Part one focused on what to consider when choosing your college audition repertoire. This time, let’s take a look at how to prepare your selected pieces.
When a musician first gets a new piece of music, figuring out how to dissect it can be perplexing. Should they start with the words or the notes? How do they go about making a connection with the music?
There are many different philosophies on where exactly one should begin when learning a new piece. According to voice teacher Dr. Jennifer Barnickel-Fitch, DMA and a voice teacher at College of DuPage, the first place to start is with learning your translations and pronunciations.

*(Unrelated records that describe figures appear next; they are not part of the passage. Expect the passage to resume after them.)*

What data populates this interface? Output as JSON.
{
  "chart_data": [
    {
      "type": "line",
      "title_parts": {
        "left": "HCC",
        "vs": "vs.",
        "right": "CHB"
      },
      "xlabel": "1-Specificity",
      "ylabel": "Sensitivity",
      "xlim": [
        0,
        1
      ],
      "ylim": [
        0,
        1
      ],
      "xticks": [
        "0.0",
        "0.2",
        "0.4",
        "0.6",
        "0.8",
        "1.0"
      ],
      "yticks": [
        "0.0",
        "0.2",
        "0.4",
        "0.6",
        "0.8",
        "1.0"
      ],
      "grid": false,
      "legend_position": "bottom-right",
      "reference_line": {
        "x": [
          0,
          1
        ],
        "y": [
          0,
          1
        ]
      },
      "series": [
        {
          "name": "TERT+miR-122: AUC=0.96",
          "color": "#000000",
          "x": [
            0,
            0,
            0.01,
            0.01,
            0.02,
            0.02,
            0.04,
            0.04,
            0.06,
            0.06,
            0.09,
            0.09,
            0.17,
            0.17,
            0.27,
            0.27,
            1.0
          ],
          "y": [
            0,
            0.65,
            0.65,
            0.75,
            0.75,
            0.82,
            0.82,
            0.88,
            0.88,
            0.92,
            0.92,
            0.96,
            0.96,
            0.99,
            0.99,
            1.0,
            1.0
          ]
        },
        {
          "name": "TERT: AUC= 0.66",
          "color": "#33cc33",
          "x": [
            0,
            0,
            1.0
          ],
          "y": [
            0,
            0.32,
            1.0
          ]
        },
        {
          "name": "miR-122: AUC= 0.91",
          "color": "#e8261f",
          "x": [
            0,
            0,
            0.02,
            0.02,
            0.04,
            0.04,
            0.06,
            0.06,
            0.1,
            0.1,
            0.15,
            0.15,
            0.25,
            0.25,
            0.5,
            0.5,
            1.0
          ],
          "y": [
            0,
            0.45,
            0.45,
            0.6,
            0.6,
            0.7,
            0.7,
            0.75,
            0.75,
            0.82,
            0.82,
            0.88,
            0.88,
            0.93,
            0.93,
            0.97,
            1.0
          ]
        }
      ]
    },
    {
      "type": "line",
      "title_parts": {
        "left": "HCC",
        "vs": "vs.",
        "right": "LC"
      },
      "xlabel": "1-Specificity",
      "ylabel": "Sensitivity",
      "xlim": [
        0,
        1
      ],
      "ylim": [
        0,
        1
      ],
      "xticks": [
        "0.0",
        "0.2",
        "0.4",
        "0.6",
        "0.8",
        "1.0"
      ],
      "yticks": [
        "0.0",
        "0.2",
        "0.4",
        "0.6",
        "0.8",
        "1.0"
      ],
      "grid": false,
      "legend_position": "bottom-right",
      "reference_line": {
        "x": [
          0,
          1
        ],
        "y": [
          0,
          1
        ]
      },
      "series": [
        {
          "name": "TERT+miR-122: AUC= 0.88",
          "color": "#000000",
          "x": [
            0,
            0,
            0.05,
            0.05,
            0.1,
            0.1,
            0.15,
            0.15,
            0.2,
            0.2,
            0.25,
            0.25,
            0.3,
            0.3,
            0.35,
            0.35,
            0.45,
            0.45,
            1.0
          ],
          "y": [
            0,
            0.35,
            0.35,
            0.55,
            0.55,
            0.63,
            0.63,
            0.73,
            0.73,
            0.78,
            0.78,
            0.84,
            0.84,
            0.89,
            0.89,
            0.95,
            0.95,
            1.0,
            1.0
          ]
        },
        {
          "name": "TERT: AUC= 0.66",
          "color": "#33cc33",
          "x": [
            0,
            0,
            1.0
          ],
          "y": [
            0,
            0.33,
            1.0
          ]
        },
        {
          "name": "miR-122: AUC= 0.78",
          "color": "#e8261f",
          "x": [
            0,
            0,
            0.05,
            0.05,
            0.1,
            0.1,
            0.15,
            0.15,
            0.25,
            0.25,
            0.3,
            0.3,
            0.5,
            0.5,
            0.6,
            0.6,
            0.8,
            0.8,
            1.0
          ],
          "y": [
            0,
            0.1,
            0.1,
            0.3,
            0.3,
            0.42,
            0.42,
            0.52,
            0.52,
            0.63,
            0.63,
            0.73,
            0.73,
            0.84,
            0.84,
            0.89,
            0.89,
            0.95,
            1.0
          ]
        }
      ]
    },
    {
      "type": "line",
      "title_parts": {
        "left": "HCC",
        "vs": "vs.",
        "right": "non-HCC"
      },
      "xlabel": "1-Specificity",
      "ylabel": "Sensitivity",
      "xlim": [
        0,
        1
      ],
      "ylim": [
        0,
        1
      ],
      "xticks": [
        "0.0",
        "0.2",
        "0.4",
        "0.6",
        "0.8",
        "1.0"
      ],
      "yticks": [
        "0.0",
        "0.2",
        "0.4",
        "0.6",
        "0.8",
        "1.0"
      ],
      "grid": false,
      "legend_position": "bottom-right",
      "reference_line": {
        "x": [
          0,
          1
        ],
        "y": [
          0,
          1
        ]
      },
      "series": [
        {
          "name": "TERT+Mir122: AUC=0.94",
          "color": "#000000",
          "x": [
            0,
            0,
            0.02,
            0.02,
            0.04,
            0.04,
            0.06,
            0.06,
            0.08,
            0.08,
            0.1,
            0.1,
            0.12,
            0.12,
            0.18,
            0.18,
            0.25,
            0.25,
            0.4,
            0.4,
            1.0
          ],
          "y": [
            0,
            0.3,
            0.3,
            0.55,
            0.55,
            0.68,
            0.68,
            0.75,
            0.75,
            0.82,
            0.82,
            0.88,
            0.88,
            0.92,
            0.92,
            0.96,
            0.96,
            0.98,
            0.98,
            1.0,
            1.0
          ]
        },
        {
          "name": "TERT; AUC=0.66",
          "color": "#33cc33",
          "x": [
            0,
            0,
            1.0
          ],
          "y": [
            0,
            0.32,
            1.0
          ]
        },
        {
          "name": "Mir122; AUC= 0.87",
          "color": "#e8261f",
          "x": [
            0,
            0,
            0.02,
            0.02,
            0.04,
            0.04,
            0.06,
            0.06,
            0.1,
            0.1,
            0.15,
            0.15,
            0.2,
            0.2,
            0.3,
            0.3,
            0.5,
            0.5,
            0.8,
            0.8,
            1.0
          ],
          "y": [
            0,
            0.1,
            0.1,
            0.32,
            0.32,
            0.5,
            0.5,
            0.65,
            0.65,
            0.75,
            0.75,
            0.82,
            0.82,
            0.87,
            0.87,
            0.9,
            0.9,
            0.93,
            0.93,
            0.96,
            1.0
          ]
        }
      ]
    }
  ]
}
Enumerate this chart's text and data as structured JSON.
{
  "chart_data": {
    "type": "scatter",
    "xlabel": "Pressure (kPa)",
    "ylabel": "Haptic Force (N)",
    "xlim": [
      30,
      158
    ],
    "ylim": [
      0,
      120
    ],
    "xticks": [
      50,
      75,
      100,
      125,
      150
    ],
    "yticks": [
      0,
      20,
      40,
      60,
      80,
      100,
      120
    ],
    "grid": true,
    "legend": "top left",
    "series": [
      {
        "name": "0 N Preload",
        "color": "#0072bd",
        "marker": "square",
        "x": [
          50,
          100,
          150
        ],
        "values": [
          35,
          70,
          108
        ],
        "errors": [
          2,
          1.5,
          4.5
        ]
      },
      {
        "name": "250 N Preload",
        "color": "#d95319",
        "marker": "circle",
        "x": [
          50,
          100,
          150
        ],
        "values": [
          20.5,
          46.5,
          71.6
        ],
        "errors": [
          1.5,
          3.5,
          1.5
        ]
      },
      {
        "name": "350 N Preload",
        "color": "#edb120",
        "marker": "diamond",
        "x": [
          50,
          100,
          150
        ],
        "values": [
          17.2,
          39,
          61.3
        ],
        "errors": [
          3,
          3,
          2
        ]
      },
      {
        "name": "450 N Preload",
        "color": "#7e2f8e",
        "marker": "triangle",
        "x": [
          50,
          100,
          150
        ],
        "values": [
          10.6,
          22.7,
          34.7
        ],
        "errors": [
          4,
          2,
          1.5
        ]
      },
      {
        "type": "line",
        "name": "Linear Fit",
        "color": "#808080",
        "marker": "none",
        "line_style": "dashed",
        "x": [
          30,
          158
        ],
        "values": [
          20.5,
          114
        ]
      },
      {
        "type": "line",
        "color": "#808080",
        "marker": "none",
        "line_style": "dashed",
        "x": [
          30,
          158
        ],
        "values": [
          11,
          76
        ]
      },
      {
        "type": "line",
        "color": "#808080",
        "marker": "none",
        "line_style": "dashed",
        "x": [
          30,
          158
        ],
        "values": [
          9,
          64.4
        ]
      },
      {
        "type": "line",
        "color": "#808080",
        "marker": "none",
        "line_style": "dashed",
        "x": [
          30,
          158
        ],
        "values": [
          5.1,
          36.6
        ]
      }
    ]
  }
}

A student should write the translations into their music. Personally, I put the literal translations above the words, and the poetic translation underneath the words. One can also write in pronunciation reminders on a “working copy” of the music. Keeping a clean, master copy on hand to give to the accompanist something readable is also important.
Fitch then recommends learning the rhythm and melody separately. After that, she says, you can start to put together the rhythm and the words, then the melody and the rhythm.
This is best demonstrated through analyzing one of my own audition pieces, When I Have Sung My Songs by Ernest Charles. One of the most important phrases in this piece was “that I could never, never sing again.”
Right off the bat, we know that “never” is important because it is repeated (when you have a repeated word, it’s often effective to do something different the second time it is sung).
As far as determining what to change, ask yourself, “why is my character saying this word twice?” To me, this song is about a woman whose partner is questioning her faithfulness and commitment to him.
There is a buildup to the first “never,” and when you finally reach it, it’s a big moment–the climax of the piece. Her emotions are overwhelming, and she is trying hard to reach her partner. When she finally gets out that first “never,” the phrase backs off. The rest of the phrase she sings to herself, so it is quieter and more resigned. She is telling herself what she knows is true in her heart–she knows it’s over between them.
It’s easy to pick these things up when you really pay attention to every detail in the music.
Meg Stoltz, marketing associate at the Lyric Opera of Chicago and vocal technique teacher at Merit School of Music, said she recommends looking at other singers performing the same piece.
“Their body language is going to tell you so much that you might not know from looking at a piece,” Stoltz said.
Still, she said she cautions singers to make sure their interpretation of the piece is true to themselves.
“You can still, you know, listen around, look around, just to kind of get more ideas, but once you’re in a position to own it, really it’s time to own it,” Stoltz said.